One thing that has changed, Koford said, is that they can’t take payments with anything other than a check or money order because they can’t give anyone receipts.
Koford said that the court system was in the process of switching from GCI to Starlink service provided by low Earth orbit satellites before the current outages. She said that Starlink would be implemented in Bethel as well as Kotzebue, Nome, and Utqiagvik.
“So we’re trying a few different things. First, we’re seeing if we can get onto Starlink more quickly than we were already planning. And second, we’re trying some workarounds with GCI so we can get everything working normally as quickly as possible, just like everyone else is in town. But we do understand that the outage might last a while,” Koford said.
The connectivity issues seen in Western Alaska are likely due to shifts in network traffic following the cable cut, which occurred off Point Oliktok near Prudhoe Bay.
“When that happened, we began to migrate those customers over onto other parts of the network to ensure that they could still have connectivity during that time,” said GCI spokesperson Heather Handyside.
One entity that has not reported being negatively affected by the network outages is the City of Bethel, which has officially switched to the OneWeb satellite network.
Bo Foley, who has served as IT director for the City of Bethel for the past seven years, said that he had been underwhelmed with GCI before making the switch to OneWeb. At the same time, he noted the benefits of GCI’s planned fiber optic network expansion in rural Alaska.

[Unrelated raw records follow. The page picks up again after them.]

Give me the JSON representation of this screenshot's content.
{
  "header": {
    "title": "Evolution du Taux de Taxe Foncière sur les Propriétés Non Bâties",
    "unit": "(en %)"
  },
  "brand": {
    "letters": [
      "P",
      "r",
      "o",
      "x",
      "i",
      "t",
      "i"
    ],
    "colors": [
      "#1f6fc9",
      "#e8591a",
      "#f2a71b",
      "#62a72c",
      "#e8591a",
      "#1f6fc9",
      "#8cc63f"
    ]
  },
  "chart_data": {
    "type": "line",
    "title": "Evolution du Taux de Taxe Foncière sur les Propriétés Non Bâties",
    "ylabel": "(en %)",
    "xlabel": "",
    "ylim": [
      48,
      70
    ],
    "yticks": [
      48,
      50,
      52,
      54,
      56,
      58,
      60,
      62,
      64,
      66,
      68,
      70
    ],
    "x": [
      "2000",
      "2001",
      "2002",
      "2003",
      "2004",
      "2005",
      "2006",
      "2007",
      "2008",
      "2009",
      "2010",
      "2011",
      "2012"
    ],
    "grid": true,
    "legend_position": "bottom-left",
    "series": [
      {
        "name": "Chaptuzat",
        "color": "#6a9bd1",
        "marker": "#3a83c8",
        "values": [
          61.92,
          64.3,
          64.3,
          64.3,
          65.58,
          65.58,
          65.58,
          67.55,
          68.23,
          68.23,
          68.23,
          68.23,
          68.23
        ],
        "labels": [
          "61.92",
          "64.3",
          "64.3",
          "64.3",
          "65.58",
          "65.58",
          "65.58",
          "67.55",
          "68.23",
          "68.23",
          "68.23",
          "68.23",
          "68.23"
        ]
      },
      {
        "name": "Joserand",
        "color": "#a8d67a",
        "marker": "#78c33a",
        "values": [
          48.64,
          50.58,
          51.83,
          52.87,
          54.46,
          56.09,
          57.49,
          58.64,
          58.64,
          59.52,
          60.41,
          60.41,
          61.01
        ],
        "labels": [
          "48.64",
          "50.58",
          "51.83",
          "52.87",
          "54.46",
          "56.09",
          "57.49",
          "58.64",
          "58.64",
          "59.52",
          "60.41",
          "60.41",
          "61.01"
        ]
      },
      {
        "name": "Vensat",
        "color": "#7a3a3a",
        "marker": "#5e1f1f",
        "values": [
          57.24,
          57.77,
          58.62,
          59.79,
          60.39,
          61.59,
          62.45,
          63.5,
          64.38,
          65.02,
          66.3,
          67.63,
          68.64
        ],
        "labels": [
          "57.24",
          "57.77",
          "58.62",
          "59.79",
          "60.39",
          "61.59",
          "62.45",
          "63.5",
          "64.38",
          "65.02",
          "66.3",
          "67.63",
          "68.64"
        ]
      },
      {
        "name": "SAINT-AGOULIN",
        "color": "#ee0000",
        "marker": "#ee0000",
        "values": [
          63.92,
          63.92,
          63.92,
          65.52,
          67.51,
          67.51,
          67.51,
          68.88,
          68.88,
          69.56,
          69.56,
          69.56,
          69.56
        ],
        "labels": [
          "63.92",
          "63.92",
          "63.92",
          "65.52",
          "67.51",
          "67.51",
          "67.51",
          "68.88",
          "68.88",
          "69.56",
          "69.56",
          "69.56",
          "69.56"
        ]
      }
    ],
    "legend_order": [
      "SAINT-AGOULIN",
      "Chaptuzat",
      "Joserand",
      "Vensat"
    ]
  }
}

“If Starlink and OneWeb would get a little better, I’d probably stay on them because I’ve already worked very hard to establish those things and I had to do a lot of things to make it all work together,” Foley said. “But, you know, fiber is the ultimate way to go. And if it’s cost-effective you’ve got to do what’s best, cost-wise and budget-wise, with the people’s money.”
On Monday, Quintillion President Mike McHale, who heads the company handling repairs to the damaged cable, said that the outage could require a “six to eight week turnaround” to repair.